15.03.2019

Event

Kahn spricht – Ausstellung bei Schnitzer&

von Mark Kammerbauer


Kahn spricht für sich selbst

Louis I. Kahn spricht, immer noch, Jahrzehnte nach seinem Ableben. Natürlich nicht in Person, aber durch sein Werk und dessen aussergewöhnliche architektonische Qualität. Im Ausstellungsraum von Schnitzer& in der Münchener Lindwurmstraße ist nun das Raummodell von Kahns Institute of Management im Indischen Ahmedabad ausgestellt, vor dem Hintergrund eines wandfüllenden Kompendiums an Kahnschen Grundrissen. Modell und Pläne zeigen Kahns architektonisches Ordnungsverständnis, das Modell hat zudem die Anmutung einer kleinen Stadt. Verantwortlich für die Ausstellung zeichnen Studierende der Fakultät für Architektur der Technischen Universität München unter der Leitung von Prof. Hannelore Deubzer, Ordinaria des Lehrstuhls für Raumkunst und Lichtgestaltung, sowie des Oberassistenten Rudolf M. Graf.

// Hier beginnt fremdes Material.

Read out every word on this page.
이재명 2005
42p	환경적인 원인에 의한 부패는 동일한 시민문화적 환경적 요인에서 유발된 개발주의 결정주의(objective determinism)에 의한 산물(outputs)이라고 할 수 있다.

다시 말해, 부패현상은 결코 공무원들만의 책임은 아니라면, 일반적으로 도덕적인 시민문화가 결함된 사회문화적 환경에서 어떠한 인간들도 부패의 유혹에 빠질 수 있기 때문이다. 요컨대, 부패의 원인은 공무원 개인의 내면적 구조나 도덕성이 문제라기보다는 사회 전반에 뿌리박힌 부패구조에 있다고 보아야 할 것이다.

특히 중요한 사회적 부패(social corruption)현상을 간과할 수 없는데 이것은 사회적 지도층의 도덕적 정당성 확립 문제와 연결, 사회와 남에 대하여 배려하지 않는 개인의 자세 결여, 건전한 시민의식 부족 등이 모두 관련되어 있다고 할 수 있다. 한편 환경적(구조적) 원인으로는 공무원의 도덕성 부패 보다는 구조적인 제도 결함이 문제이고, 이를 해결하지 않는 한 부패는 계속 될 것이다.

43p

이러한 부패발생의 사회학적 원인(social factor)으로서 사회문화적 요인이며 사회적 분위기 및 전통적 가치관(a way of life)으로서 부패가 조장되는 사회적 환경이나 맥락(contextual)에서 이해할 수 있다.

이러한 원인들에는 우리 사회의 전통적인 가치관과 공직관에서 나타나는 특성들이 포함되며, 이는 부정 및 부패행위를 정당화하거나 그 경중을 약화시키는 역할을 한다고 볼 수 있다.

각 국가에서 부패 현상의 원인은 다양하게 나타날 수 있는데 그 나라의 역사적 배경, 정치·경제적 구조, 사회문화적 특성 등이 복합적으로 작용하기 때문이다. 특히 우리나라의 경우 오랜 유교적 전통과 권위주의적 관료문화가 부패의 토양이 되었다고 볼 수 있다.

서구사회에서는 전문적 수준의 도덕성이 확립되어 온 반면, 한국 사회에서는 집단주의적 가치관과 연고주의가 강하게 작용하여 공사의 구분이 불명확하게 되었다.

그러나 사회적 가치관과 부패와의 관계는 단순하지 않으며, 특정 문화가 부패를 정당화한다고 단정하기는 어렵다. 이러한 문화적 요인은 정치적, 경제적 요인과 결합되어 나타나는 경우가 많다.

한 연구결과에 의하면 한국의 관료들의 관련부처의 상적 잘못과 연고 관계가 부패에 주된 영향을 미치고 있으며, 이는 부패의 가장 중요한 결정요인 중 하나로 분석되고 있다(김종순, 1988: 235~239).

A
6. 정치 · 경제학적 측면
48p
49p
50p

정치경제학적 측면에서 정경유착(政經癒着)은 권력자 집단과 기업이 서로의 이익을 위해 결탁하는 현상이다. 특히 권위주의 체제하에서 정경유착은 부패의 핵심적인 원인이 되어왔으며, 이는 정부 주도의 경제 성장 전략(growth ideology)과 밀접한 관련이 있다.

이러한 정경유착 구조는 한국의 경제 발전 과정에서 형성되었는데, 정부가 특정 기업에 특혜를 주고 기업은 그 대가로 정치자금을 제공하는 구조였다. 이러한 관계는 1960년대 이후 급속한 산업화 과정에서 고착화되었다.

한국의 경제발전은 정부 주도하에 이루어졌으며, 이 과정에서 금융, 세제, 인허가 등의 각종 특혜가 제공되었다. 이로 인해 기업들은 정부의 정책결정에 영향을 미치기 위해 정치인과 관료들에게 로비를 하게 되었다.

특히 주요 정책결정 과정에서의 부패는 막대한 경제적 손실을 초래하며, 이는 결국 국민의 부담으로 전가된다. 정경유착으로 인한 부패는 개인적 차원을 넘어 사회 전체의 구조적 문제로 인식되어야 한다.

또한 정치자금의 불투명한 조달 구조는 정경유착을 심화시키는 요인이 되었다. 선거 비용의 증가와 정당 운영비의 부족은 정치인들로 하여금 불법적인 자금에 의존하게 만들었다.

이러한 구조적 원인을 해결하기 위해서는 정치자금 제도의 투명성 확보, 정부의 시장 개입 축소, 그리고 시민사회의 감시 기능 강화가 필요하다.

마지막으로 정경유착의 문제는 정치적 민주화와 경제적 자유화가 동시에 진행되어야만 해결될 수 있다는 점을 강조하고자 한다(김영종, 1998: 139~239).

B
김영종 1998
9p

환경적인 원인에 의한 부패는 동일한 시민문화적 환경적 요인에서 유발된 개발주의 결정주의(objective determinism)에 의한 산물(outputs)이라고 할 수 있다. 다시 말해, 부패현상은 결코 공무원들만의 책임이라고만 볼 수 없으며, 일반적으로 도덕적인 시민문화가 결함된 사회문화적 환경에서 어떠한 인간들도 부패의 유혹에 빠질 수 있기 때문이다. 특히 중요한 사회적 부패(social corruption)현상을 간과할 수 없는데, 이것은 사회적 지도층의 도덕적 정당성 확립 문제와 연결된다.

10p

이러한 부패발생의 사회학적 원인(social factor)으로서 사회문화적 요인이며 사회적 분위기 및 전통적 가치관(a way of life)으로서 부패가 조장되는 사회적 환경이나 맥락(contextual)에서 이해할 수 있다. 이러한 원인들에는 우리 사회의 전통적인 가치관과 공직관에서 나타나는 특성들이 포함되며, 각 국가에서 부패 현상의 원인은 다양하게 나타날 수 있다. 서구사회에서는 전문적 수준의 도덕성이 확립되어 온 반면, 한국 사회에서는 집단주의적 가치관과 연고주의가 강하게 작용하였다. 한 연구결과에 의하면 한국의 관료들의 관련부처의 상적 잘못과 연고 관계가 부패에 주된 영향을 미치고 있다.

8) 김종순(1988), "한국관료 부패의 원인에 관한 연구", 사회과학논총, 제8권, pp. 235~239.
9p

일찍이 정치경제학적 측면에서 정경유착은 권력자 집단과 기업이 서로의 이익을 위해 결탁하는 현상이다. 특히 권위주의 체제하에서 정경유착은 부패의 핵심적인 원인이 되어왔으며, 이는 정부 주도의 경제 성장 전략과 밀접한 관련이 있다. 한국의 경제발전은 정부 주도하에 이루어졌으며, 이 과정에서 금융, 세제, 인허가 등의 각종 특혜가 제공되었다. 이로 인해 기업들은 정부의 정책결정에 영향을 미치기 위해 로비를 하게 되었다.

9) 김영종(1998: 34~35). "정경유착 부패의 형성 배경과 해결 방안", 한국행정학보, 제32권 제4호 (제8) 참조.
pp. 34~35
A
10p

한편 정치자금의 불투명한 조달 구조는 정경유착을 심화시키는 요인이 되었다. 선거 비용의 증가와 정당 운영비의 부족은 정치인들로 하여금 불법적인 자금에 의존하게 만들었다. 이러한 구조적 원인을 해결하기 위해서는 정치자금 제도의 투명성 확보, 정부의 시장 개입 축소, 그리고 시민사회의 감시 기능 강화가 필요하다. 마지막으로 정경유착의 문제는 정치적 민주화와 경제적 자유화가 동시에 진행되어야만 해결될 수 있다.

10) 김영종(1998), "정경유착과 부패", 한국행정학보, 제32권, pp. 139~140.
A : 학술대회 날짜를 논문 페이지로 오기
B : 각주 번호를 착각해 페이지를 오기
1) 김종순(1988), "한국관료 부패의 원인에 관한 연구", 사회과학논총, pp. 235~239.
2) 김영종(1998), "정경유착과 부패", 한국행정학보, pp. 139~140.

Zur Ausstellungseröffnung sprachen der Galerist Martin Schnitzer sowie Hannelore Deubzer. Rudi (so kennen und nennen ihn Freunde, Kollegen und Studierende) Graf wollte zunächst gar nicht viel sagen – Kahn spreche ja schliesslich für sich selbst. Graf klärte das Publikum schliesslich doch auf, warum denn dieser Lehrstuhl seit zwanzig Jahren Studierende Raummodelle Kahnscher Projekte im Massstab 1:33 1/3 aus MDF bauen lässt. Zum einen geht die Tradition der Raummodelle auf Deubzers Vorgänger als Lehrstuhlinhaber zurück, Friedrich Kurrent. Der Massstab wird als geeignet empfunden, räumlich-architektonische Sachverhalte so darzustellen, dass die Betrachter zumindest einen wesentlichen Eindruck der (realisierten) entwerferischen Intention vermittelt bekommen.

Alle Projekte als Modell


Louis I. Kahn in der Architekturlehre

Hier setzt auch Graf an: Während einer USA-Exkursion des Lehrstuhls im Jahr 1998 (an deren Organisation der Verfasser dieser Zeilen als studentische Hilfskraft nicht unmassgeblich beteiligt gewesen war) wurde Graf beim Besuch diverser Kahnscher Architekturen deren besondere räumliche, handwerkliche, ästhetische und nicht zuletzt poetische Qualität klar. Dies müsse man in der Lehre auch den Studierenden begreifbar machen. Damit war auch die Begründung dafür gefunden, die studentische modellbezogene Auseinandersetzung mit dem Werk von Louis I. Kahn im Rahmen des Fachs “Raumtheorie” anzuregen. Und so wurden in den letzten 20 Jahren fast alle gebauten und viele nicht gebaute Projekte von Kahn als Modelle angefertigt.


Ausstellungsinformationen

Zudem sei Kahn in Grafs Studium “in den 70er Jahren” kein Thema gewesen. Dieses Defizit zu beheben haben Deubzer und Graf zu einem zentralen und exemplarischen Fixpunkt ihrer Architekturlehre gemacht. Ein Beispiel dieser in ihrer Kontinuität im akademischen Betrieb ungewöhnlichen, wenn nicht gar einzigartigen Auseinandersetzung mit dem Werk eines herausragenden Architekten ist nun im Ausstellungsraum von Schnitzer& zu sehen.

Die Ausstellung läuft bis zum 4. April, und Besucher können Montags bis Donnerstags von 9 bis 17 Uhr und Freitags von 9 bis 15 Uhr besuchen. Ergänzt wird die Ausstellung durch einen Vortrag von Rainer Wetzels zum Thema sowie die Vorführung des Films “My Architect – A Son’s Journey”.